A Girl’s Guide to Discussing the Future with Her Man
When you’ve been dating your boyfriend for a while, and you feel like it’s time to take the big step, a serious conversation is often due and necessary. You have to be prepared, however, that – once you have this conversation – you may very well realize that the two of you are looking to walk different paths. This is really when you find out whether or not you you guys are on the same page, and share the same dreams.
It’s definitely not easy to walk confidently into a conversation that is shrouded with uncertainty, but there are definitely ways you can be sensible in how you approach this discussion. Here is a guide to help you.

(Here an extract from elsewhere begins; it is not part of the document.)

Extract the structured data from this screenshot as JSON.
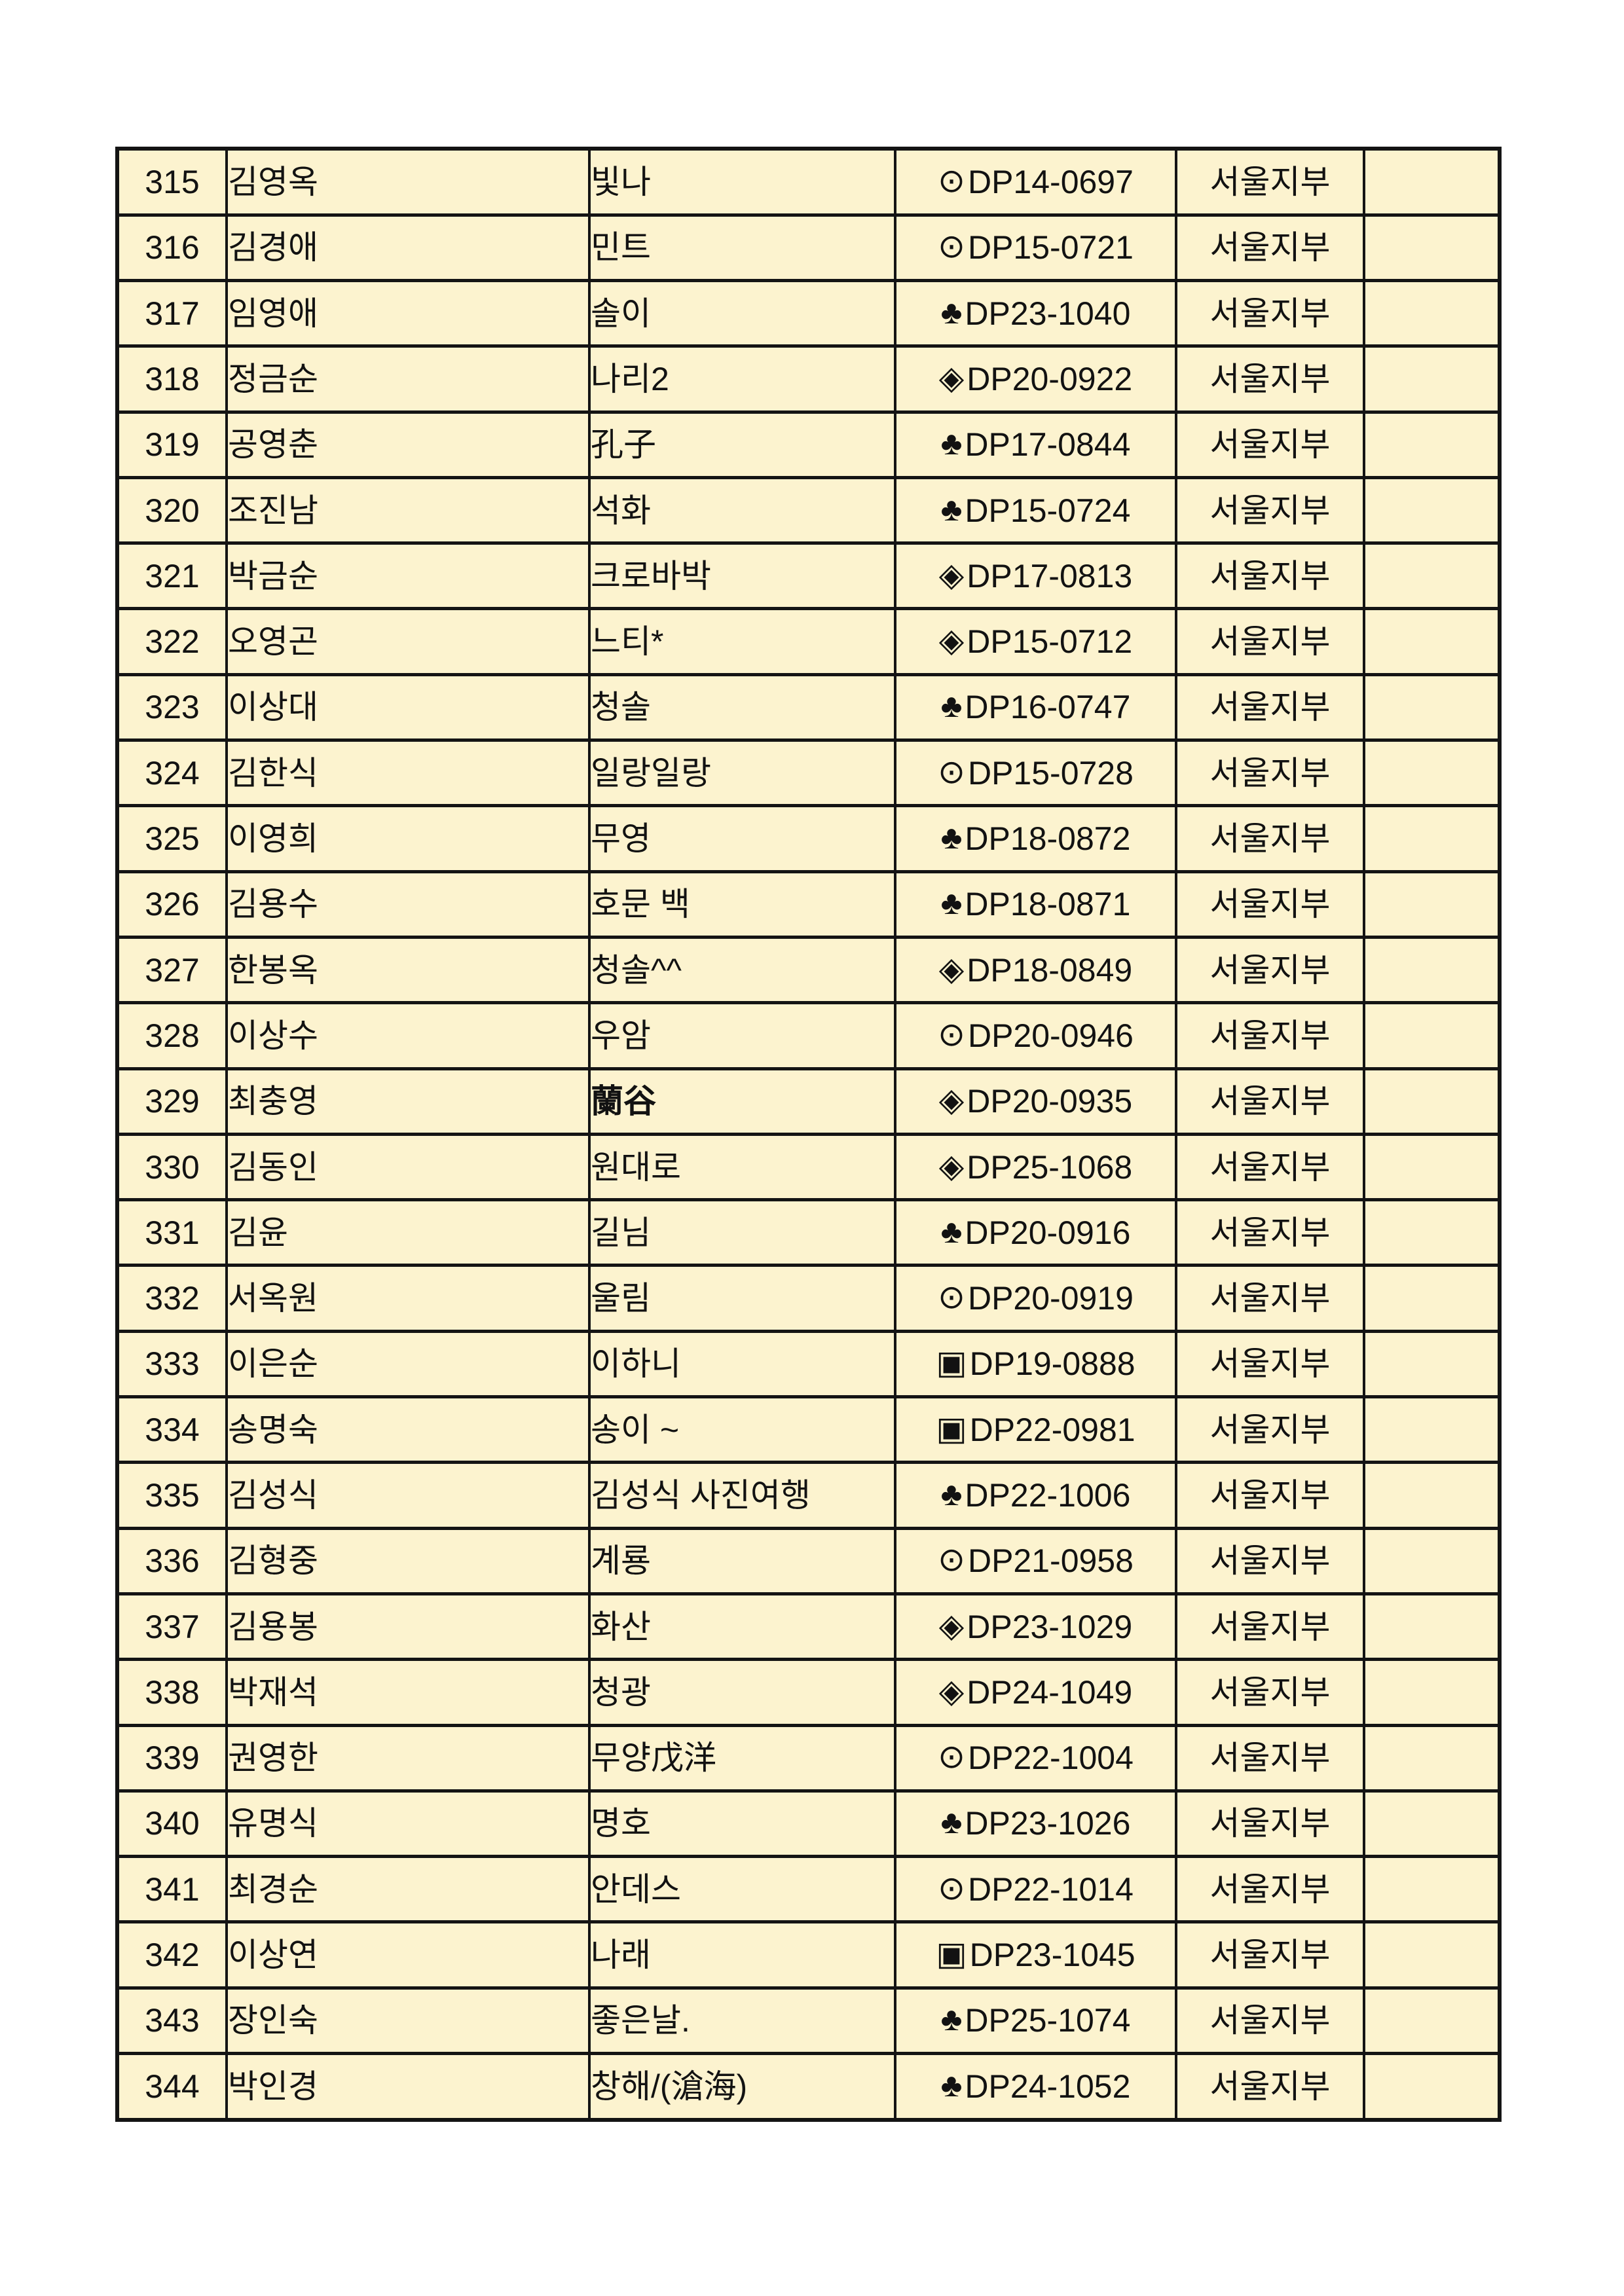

1. Timing is very crucial, choose the right moment
It’s really important to judge the mood and pick the right moment to bring up the subject. You don’t want to discuss the long term when you are doing something that is only temporally elevating your mood, like being on a holiday for example.
You also definitely don’t want to discuss this when one or both of you are going through a rough time, at work or with family. Wait till both of you are grounded and unburdened.
2. Be realistic and don’t ask for too much
Discussing the future does not mean setting a date for your wedding. Sometimes all a girl needs is the assurance that she is a part of his future. Indeed, talks about the future should revolve less about setting dates, and revolve more about making sure that your goals are in sync.
3. It’s okay to feel uncomfortable and afraid
It does no good to pretend that you are completely fine, especially when there might be elements of the future that scare you. When it comes to having a big discussion like this one, it’s all about honesty. If you’re afraid of something it’s definitely a good idea to voice it, and let your partner know about it.
4. They’re not mind readers
Mind readers are a work of fiction, they don’t exist: its all about clear communication and the ability to express your feelings. If you want to have a direct and honest conversation with your partner about the future, you need to let him know, otherwise you will start harboring resentment when your partner fails to pick up your microscopic signals.
5. Be honest about your compatibility
Don’t ignore the red flags. If you can sense some major incompatibilities in your relationship as it progresses, you need to express them and be honest and upfront about them. The more honest you are the easier it might be for these worries to be dealt with.
6. Do not be a doormat.
There seems to be this trend going around, where people – especially guys – say things like “I love you, but I have a fear of commitment.” While conversations about your future together require empathy and understanding, you should not be an extra accommodating door mat.
Your needs have to be met as well, and this whole trend is sometimes BS to be honest. It’s like someone who is a bit upset saying that he/she has depression, and/or someone who is a little nervous claiming that they have anxiety.
There is a genuine psychological diagnosis that is called ‘fear of commitment’, and it statistically makes no sense that every other man has a full blown psychological disorder that keeps him from seeing you future together.
WE SAID THIS: These talks about the future should be viewed as a barred zone, where all and every concern should be shared without fear.